Answer the question from both a **systems programming** perspective (how data gets to disk at the OS level) and a **Java concurrency** perspective (how to make the component thread-safe and correct under concurrent access).
### Requirements
- Multiple threads or requests may try to store files concurrently (for different paths, and potentially the same path if a client retries).
- Once the server responds "success" to a client, the file should be durably stored (i.e., not lost on a normal crash or restart).
- Partially written or corrupted files should not be visible to readers.
- The design should be reasonably efficient for large files and high concurrency.
### Tasks
1. **Explain how writing a file to disk works at a high level**:
- What happens when an application writes to a file (user space → kernel → disk)?
- What is the role of OS buffers, page cache, and system calls like `fsync`/`fdatasync`?
2. **Design a thread-safe file storage component in Java** that exposes an API such as:
- `storeFile(userId, fileId, InputStream data)`
which writes the file’s content to a specific path on disk.
In your design, cover:
- How you handle multiple threads storing different files concurrently.
- How you handle the case where multiple threads might (intentionally or accidentally) write to the **same** file path.
- How you avoid interleaved writes and corrupted files.
3. **Durability and atomicity**:
- How do you ensure that, after the server returns success, the data is safely on disk (or at least on a journaling filesystem so it is recoverable)?
- How do you prevent partially written files from appearing if a crash occurs mid-write (for example, by using a temporary file and atomic rename)?
4. **Error handling and retries**:
- How do you handle I/O errors (disk full, permission issues, transient failures)?
- How do you make the API idempotent so that if a client retries the upload, you don’t end up with a corrupted or duplicated file?
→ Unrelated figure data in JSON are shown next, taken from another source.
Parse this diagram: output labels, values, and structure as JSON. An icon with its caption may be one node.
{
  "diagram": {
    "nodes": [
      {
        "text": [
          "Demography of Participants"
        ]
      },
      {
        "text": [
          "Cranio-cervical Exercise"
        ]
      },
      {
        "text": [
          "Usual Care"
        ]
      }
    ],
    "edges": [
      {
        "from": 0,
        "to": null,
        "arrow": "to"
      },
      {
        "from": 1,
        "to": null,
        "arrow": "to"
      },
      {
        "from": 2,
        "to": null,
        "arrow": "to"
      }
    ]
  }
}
5. **Performance considerations**:
- How would you use buffering, streaming, and possibly NIO to efficiently handle large files and high concurrency?
- What trade-offs do you make between strict durability (frequent `fsync`) and throughput?
Describe your design and reasoning step-by-step, focusing on correctness, concurrency control, and practical implementation strategies.
Quick Answer: This question evaluates systems programming concepts (OS I/O, page cache, fsync semantics) and Java concurrency mechanisms (thread-safety, synchronization, atomicity) for safely writing files under concurrent access.